A UK court sentenced four men to 15 years in prison for laundering approximately $26 million in cryptocurrency between October 2017 and January 2018. The group exploited a loophole in an Australian cryptocurrency exchange to launder the funds.
Security analyst, Jon DiMaggio, used fake personas to communicate with cyber criminals, gaining insight into one of the world’s most notorious ransomware groups, LockBit. DiMaggio claims that the group’s members are using Elon Musk’s Starlink and laundering money through China and Hong Kong. LockBit’s leadership has been using the pseudonym LockBitSupp to communicate with the criminal community on the dark web, claiming to access its back-end infrastructure via Starlink and relying on Bitcoin exchanges in Hong Kong and China to launder the proceeds of ransomware campaigns. LockBit also has ties to the Blackbasta ransomware group (fka Conti), who are working for the Russian government, providing direct technical support to the FSB.
Controversial Congressperson George Santos received campaign contributions from the cousin of sanctioned US oligarch, Viktor Vekselberg. Andrew Intrater and his wife each gave the maximum $5,800 to Santos’s main campaign committee and tens of thousands more since 2020 to committees linked to him. Intrater also invested hundreds of thousands of dollars into Harbor City, Santos’ former employer that was alleged to have been running a Ponzi scheme.
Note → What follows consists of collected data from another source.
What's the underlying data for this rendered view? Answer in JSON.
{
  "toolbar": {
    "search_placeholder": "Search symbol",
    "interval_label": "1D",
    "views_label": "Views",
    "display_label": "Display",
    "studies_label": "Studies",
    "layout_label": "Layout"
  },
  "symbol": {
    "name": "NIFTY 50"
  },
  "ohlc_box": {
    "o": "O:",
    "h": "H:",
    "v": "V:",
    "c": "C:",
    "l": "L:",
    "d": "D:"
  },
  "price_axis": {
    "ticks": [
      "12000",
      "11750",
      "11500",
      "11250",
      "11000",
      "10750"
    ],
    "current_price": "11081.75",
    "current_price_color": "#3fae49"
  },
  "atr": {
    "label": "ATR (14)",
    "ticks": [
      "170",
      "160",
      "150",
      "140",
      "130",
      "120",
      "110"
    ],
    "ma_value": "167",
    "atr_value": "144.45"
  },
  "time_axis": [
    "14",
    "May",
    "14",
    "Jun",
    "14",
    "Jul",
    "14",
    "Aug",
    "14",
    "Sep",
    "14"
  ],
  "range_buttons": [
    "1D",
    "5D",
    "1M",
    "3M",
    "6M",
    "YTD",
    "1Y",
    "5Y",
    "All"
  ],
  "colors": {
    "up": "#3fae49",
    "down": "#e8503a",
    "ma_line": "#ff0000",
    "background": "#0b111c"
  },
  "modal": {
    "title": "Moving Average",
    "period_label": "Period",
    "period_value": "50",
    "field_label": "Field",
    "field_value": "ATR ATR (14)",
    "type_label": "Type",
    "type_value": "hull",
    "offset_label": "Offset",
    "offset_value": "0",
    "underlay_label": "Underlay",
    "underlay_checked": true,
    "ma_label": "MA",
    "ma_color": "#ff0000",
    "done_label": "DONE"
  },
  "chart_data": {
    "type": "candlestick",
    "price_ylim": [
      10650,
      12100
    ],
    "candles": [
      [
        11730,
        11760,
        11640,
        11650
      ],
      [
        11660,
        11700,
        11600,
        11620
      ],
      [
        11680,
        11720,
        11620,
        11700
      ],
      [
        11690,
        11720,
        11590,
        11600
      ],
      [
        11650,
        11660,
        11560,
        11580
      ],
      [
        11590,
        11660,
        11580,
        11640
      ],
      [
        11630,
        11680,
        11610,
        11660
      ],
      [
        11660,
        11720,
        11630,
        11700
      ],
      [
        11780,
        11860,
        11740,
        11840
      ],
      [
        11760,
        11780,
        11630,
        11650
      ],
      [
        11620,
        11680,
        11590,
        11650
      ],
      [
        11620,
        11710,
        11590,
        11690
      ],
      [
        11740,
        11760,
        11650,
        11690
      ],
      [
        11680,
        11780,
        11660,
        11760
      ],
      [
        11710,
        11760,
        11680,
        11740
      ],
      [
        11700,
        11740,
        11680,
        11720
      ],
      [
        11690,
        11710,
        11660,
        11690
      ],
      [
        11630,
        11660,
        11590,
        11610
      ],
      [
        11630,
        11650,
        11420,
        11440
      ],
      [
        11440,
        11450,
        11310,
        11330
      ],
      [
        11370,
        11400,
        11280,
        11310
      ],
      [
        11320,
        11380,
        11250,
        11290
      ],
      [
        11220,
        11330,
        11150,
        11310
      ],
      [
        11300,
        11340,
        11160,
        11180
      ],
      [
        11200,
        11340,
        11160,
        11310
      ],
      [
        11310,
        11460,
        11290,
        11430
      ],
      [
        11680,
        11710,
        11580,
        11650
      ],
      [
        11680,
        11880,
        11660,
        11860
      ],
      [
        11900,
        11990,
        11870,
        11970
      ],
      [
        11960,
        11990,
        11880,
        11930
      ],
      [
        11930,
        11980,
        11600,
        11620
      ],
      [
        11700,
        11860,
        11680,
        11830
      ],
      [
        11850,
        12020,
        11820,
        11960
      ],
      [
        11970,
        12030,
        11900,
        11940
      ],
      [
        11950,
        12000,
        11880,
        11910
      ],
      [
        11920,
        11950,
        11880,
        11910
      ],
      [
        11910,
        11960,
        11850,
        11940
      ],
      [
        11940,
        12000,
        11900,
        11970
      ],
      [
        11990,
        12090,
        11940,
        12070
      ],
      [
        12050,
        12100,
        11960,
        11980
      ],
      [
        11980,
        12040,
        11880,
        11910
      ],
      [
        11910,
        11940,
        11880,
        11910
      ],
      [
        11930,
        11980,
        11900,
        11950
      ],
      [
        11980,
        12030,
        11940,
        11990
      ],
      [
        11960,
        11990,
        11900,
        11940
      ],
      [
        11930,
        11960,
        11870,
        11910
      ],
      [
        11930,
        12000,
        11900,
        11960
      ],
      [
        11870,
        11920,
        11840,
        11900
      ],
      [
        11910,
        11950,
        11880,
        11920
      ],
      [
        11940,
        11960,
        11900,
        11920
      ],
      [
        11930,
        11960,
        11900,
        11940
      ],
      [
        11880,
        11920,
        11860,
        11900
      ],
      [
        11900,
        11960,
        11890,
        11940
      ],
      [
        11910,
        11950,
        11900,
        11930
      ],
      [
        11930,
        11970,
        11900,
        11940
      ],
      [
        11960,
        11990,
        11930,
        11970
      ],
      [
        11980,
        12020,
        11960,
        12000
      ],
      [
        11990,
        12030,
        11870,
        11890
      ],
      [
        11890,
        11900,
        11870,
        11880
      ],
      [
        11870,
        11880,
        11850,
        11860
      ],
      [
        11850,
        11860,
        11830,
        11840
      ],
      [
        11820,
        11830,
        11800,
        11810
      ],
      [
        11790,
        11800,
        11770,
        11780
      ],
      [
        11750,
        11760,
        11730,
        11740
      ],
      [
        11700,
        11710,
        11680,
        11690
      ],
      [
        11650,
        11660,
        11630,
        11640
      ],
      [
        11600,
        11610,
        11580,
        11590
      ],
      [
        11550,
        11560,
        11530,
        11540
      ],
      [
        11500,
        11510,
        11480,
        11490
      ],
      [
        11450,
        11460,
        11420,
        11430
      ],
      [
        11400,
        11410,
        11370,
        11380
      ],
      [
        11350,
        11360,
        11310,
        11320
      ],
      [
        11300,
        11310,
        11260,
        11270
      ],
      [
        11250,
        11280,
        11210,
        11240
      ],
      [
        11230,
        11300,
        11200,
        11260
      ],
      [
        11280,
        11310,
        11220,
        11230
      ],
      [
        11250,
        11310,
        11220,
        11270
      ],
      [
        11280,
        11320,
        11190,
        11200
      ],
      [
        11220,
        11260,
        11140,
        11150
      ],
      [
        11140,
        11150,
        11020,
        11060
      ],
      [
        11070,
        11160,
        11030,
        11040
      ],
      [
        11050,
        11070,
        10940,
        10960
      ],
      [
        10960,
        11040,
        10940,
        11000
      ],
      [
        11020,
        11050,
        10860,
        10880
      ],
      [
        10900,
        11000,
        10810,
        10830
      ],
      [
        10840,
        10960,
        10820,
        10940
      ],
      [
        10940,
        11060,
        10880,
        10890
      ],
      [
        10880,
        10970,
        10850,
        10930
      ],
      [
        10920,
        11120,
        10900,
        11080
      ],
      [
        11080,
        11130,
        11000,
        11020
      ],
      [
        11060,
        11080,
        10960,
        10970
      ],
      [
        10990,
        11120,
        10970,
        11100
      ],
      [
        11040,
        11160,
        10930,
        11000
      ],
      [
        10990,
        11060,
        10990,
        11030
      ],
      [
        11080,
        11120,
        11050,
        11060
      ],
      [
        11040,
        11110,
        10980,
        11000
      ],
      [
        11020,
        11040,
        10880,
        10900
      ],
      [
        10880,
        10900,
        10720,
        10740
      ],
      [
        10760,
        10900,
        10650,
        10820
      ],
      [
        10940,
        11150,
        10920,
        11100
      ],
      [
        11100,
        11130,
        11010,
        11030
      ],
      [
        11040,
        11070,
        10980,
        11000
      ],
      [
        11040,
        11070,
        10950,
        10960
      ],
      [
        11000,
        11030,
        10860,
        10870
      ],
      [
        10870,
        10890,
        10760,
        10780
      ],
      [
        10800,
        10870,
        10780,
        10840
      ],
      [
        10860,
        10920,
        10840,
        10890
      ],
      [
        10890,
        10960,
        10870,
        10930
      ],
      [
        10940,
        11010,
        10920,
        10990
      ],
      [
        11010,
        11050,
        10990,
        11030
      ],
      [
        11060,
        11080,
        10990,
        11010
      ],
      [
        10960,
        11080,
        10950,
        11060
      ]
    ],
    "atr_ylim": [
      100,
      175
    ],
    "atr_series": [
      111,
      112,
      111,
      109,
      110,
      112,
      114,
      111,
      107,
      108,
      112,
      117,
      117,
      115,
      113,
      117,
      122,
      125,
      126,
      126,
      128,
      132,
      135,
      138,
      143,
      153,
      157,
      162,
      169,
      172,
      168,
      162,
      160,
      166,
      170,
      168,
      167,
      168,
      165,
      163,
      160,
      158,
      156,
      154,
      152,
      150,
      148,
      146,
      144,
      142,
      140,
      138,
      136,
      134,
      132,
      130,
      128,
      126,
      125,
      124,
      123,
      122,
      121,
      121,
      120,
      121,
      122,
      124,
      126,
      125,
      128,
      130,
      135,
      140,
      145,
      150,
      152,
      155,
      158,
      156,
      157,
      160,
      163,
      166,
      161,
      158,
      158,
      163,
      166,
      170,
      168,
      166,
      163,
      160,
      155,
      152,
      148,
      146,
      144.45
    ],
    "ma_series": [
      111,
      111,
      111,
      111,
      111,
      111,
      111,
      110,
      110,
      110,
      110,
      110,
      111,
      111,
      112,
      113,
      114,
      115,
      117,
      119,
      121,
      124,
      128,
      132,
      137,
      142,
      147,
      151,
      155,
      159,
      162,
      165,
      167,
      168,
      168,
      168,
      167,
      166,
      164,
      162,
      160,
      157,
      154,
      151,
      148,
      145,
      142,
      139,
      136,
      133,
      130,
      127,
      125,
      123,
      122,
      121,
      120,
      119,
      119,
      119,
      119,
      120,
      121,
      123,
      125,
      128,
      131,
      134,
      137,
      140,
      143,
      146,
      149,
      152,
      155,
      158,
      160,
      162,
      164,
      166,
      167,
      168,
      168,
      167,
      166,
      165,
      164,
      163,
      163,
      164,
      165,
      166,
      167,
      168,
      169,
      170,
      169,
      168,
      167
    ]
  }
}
A breach at Norton LifeLock has exposed thousands of customers to identity theft, with their accounts compromised in recent weeks, potentially allowing criminal hackers access to customer password managers. Gen Digital, the parent company of Norton LifeLock, said that the likely culprit was a credential stuffing attack—in which previously exposed or breached credentials are used to break into accounts on different sites and services that share the same passwords—rather than a compromise of its systems.
UK authorities have seized £10million worth of stock during a suspected money laundering probe into a luxury watch shop whose clientele includes Premier League footballers and rappers. The National Crime Agency (NCA) confiscated more than 300 timepieces last year from WatchTrader & Co after a surveillance operation that resulted in four arrests.
The former president of FTX is trying to distance himself from the scandalous firm as he tries to launch a new venture. Brett Harrison is not being charged with any crimes while he was with the company, and he is starting a new software company that will offer algorithmic trading services to crypto investors and provide access to both private and public markets.
A Gloucester accountant was arrested for “calculated and persistent fraud” against her clients, stealing nearly £150,000 from 2016 to 2017. Sophie Workman opened 40 bank accounts under different names and created fake invoices to steal from her clients.
In Connecticut, federal officials recovered $3 million in cryptocurrency from a phone fraud scheme targeting the elderly. Using technology making their phone number appear as though it came from a legitimate government agency, callers claimed a victim’s identity was compromised. The caller then asked for money for “safekeeping” and promised to return it with interest once the “identity thief” was caught.